By Max Clarke
Hesitation about increasing quantitative easing is based on ‘mistaken beliefs’, Bank of England Monetary Policy Committee member, Adam Posen said in a speech delivered this morning.
Inflation is frequently cited as the biggest barrier to increasing the cash injection into the economy. But Posen notes that the UK’s high rate- at 4.5% on the consumer prices index- is due largely to external factors, and will likely ease below the 2% target within 2 years, if not before.
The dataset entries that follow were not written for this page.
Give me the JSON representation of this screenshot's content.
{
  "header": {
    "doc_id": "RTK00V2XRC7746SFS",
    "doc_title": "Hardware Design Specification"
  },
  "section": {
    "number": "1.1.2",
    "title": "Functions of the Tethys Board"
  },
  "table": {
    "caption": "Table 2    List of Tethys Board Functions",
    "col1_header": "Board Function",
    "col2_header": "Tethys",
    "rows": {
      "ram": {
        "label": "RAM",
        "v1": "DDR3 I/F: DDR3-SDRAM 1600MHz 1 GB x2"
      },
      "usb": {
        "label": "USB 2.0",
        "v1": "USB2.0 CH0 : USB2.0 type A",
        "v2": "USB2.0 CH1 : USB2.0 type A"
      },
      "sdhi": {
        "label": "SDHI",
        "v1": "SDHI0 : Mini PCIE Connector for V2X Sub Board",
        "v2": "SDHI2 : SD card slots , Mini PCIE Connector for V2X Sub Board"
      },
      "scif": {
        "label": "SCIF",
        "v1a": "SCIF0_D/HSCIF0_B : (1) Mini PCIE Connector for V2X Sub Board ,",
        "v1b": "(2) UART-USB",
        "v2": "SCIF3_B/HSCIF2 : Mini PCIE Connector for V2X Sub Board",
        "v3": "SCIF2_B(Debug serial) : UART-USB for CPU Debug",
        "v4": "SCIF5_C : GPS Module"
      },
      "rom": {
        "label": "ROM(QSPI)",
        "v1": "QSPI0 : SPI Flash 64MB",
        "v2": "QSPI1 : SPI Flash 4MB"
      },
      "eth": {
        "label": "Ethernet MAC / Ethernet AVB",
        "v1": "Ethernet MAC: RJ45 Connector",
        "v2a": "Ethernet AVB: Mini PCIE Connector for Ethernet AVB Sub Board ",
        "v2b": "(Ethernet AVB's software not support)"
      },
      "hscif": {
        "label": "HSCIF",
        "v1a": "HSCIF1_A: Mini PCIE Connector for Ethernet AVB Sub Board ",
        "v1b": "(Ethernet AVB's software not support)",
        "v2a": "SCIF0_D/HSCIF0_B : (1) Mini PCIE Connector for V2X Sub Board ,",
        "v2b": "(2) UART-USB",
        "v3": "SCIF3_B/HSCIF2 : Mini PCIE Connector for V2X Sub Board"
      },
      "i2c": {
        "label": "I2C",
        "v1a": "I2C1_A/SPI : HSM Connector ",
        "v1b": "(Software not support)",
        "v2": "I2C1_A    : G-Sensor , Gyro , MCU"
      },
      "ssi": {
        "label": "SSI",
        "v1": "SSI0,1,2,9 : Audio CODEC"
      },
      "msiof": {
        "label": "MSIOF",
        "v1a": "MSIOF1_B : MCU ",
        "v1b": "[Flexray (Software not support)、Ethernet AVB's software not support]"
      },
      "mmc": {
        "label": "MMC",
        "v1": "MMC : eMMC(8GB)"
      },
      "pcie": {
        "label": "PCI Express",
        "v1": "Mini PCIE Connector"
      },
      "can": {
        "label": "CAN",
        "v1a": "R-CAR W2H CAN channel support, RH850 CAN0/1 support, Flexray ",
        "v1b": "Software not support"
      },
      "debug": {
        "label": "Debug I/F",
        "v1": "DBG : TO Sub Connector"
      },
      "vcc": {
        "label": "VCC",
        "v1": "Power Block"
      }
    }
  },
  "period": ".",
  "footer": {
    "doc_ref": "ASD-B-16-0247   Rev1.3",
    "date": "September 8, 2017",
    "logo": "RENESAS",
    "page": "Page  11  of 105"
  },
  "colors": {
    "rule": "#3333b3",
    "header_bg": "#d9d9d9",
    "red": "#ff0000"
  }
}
A sudden increase of the Bank’s asset purchase programme would stimulate lending, propping up the economy until smaller lenders can fill the void. It was this focus on smaller lenders and smaller businesses that Posen argues held the key to the UK recovery. Said he:
“That is why I propose that the Bank of England undertake more QE on a large scale immediately, and that the Bank and HM Government work together to create, capitalize, and make liquid new institutions for lending to new businesses and SMEs. Our current credit allocation problems and resulting investment shortfall is one of the biggest specific barriers to recovery and to sustainable price stability in Britain.
"Monetary policy in the form of more QE will address this shortfall. The Bank of England, however, can and should go further than just doing more QE to remove this barrier to investment and growth in new and smaller businesses. We can do so completely within the bounds of our mission, our legal mandate, and our responsibility to stay out of politics and out of specific investment decisions.”
Adam Posen then extended his plea beyond the reach of the UK, urging central banks across the eurozone and the G7 to intervene, predominately by quantitative easing.
“But the general idea that the current economic situation is critical, and that coordinated monetary and fiscal action could turn the tide in the right direction, applies to all of the G7 economies,” he said.